The 2014 NBA Finals are set, and they have something to offer for everyone. But the first game between the San Antonio Spurs and the Miami Heat doesn’t tip off until Thursday night, so let’s discuss something else. Let’s discuss the fact that, looking back at this year’s playoffs in the Western Conference, one team clearly pushed the conference champions further than any of their other opponents. One team pushed the Spurs to seven games and, perhaps more than that, that same team could claim that they could have swept the Spurs — or at least beaten them in five or six games. That team is the No. 8 seed Dallas Mavericks.
The fact is, in the first game of that series, the Mavericks had a late double-digit lead in San Antonio. Unfortunately for Dallas, as happened several times during the regular season, the Mavericks’ late defensive breakdowns and cold spell from the field allowed that lead to slip away. There are no excuses for that — none — but it’s a realistic thought that Dallas could have won that game.
In Game 2, the Mavericks coasted to a 21-point victory in San Antonio, accomplishing the goal of every lower-seeded team competing in a seven-game playoff match-up: steal one on the road. But even then, the thought of letting Game 1 slip away almost stung even more than it had at the conclusion of Game 1, as everyone realized that the Mavericks not only could, but probably should have taken a 2-0 series lead home to Dallas.

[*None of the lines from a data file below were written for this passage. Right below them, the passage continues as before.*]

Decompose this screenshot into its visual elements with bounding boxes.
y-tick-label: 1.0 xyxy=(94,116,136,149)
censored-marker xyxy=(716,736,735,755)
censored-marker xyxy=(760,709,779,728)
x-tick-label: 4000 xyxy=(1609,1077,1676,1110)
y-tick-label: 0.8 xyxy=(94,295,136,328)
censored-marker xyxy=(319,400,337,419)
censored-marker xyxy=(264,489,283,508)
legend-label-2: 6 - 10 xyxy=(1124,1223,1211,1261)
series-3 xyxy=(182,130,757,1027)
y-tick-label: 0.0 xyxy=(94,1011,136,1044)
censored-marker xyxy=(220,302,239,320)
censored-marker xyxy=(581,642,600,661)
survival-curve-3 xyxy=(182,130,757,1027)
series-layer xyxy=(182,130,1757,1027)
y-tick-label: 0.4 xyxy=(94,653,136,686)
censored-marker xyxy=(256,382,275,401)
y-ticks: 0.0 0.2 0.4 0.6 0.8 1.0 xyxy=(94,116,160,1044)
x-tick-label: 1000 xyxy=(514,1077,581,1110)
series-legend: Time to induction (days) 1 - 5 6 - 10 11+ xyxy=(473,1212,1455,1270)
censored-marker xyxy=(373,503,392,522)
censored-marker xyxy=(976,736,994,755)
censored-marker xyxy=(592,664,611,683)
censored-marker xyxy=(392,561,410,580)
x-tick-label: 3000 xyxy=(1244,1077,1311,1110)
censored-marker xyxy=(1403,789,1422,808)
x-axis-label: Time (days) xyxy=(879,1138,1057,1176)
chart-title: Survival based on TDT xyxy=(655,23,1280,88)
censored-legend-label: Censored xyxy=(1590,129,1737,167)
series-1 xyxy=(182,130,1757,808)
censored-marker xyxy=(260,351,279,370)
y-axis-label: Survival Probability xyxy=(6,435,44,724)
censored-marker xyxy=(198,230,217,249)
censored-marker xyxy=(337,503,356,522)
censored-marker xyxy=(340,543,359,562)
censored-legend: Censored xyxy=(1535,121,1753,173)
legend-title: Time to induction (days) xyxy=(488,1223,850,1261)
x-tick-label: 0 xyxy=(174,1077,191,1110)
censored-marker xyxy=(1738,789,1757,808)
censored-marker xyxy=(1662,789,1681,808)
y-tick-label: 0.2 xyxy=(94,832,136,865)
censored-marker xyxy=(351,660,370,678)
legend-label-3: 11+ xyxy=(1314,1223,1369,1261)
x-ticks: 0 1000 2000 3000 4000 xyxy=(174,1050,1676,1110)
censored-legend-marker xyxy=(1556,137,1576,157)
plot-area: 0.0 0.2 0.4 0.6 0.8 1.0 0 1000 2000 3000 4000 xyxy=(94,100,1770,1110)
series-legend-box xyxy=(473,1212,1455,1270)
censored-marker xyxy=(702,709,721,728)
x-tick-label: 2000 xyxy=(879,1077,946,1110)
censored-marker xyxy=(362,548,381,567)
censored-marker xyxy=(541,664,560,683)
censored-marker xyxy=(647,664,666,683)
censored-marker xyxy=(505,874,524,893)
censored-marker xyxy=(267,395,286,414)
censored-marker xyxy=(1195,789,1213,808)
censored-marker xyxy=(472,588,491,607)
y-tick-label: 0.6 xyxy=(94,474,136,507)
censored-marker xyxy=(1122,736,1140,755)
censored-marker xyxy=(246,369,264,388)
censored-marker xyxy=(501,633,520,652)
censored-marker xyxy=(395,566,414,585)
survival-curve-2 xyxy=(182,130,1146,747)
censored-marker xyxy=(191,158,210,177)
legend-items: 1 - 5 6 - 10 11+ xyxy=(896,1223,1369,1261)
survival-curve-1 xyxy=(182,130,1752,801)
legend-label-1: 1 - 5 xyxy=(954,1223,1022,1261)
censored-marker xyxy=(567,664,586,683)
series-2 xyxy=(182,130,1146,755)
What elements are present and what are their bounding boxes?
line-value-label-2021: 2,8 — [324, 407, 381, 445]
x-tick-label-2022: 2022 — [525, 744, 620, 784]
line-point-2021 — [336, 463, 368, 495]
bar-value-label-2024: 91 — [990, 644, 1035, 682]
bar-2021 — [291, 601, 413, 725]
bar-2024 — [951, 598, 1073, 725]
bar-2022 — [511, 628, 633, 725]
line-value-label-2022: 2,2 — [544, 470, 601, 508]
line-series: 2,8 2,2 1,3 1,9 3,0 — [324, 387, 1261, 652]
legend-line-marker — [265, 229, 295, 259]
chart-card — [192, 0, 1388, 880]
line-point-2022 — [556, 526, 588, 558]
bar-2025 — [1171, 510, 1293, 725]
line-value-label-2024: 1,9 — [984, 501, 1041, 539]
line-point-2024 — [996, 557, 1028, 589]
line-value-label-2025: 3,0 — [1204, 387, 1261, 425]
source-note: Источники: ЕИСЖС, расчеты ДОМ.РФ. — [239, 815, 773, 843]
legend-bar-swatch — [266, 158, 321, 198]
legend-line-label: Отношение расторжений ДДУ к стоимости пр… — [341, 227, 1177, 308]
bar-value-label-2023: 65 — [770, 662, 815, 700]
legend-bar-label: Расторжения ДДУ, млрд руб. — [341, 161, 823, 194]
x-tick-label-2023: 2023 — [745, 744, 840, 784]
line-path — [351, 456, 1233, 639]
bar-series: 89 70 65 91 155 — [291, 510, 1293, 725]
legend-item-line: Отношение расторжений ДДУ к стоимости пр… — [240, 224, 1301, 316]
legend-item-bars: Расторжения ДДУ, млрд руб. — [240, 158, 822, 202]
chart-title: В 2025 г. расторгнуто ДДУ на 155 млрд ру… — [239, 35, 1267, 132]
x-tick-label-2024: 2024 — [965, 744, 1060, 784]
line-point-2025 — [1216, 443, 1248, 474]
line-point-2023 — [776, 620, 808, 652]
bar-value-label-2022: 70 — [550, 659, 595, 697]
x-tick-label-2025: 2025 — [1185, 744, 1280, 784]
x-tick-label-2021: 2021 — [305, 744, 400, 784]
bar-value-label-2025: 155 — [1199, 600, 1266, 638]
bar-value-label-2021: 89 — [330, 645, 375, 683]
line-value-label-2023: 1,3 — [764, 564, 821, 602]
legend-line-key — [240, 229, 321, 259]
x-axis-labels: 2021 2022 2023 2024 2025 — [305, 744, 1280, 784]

If you remember anything about this series, you remember that Vince Carter hit a heart-stopping three-pointer at the final buzzer of game three to give the Mavericks the victory and a 2-1 series lead that could have been a 3-0 series lead. Mavs nation was elated when that shot went in, but that haunting thought of Game 1 continued to rear its head.
In Game 4, San Antonio led by 20 points at one time, but Dallas rallied. They came back and took a late lead before it got away. DeJuan Blair was a beast in the game and brought enough energy for the entire building, but the wind came out of the Dallas sails when Blair was ejected from the game for apparently kicking San Antonio center Tiago Splitter. The Mavericks should not have allowed themselves to fall into that 20-point hole, but they still almost won the game. And if all of the “could have” and “what if” talk were the other way around, the Mavericks would have swept the Spurs out of the first round; but that obviously didn’t happen.
Blair was suspended for Game 5, and the Mavericks missed his energy, his bruising and his rebounding. It was a close, hard-fought battle that saw the Spurs come out on top, but Dallas was certainly never out of striking distance. You have to wonder if the presence of Blair’s vendetta against the Spurs could have made up the four-point margin.
Dallas won Game 6 by two points, and the decisive play of the game may have been a steal by Blair when Tony Parker drove into the lane with 28 seconds on the clock. This is further evidence that Blair could have made a difference had he been allowed to play in Game 5.
Game 7 saw the Mavericks on the wrong end of a 23-point blowout that wasn’t even really that close. The Spurs moved on.
But here’s what’s important for the Mavericks: the Spurs are now set to return to the NBA Finals, and not only did the underdog Mavericks take them to seven games, they could make a very strong case that, had just a handful of balls bounced differently, the Mavericks could have won six of the seven games in that series. Unfortunately, they only won three of the games, but the point is, the Mavericks don’t just have something to be proud of in that series, they have something to build on. Keep the core intact and add a couple of solid pieces, and this team could be back in the discussion of competition for the Western Conference crown.